Un niño escapa de su casa y es
perseguido por un alguacil. No sabemos de qué ni de quién escapa ni por qué (al
menos no hasta tiempo después, que sospechamos los motivos). Lo que sí
conocemos desde el principio es que la “aventura” va a ser una experiencia
dura, muy dura. Los momentos de tensión se acumulan ya en las primeras líneas,
las descripciones detalladas dan la medida del sufrimiento del protagonista, y
el paisaje se revela como el elemento imprescindible que refleja y condiciona
la narración.
Conviene no desvelar mucho del
contenido de la novela, una narración en la que los conceptos de dignidad,
venganza, comprensión, solidaridad, justicia, crueldad, violencia, o humanidad
están muy presentes. Las descripciones del paisaje combinan la perspicacia de
la observación con el lirismo y el uso de un acertadísimo vocabulario que nos
obliga a “mirar” de nuevo. Ese lirismo que se mezcla con la sequedad y la dureza
de lo que se está narrando producen en el lector sensaciones encontradas.

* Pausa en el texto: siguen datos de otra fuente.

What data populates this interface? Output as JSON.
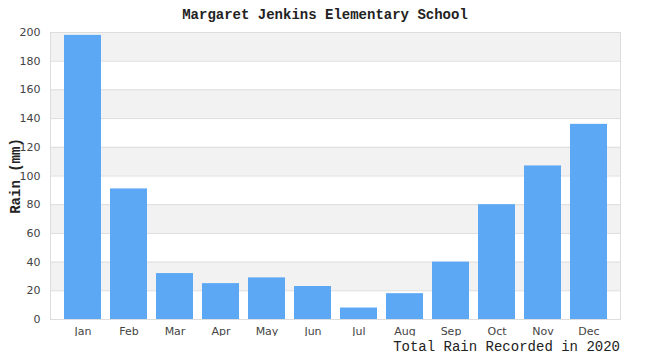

Ninguno de los protagonistas
tiene nombre en esta especie de wertern
ibérico, como se le ha calificado en algún medio; las comparaciones con Delibes
o McCarthy se han multiplicado.
Es una novela corta, seca, dura y
poética, difícilmente olvidable.
La intemperie le había empujado mucho más allá de lo que sabía y de lo
que no sabía acerca de la vida. Le había llevado hasta el mismo borde de la
muerte y allí, en medio de un camino de terror. Él había levantado la espada en
lugar de poner el cuello. Sentía que había bebido la sangre que convierte a los
niños en guerreros, y, a los hombres, en seres invulnerables.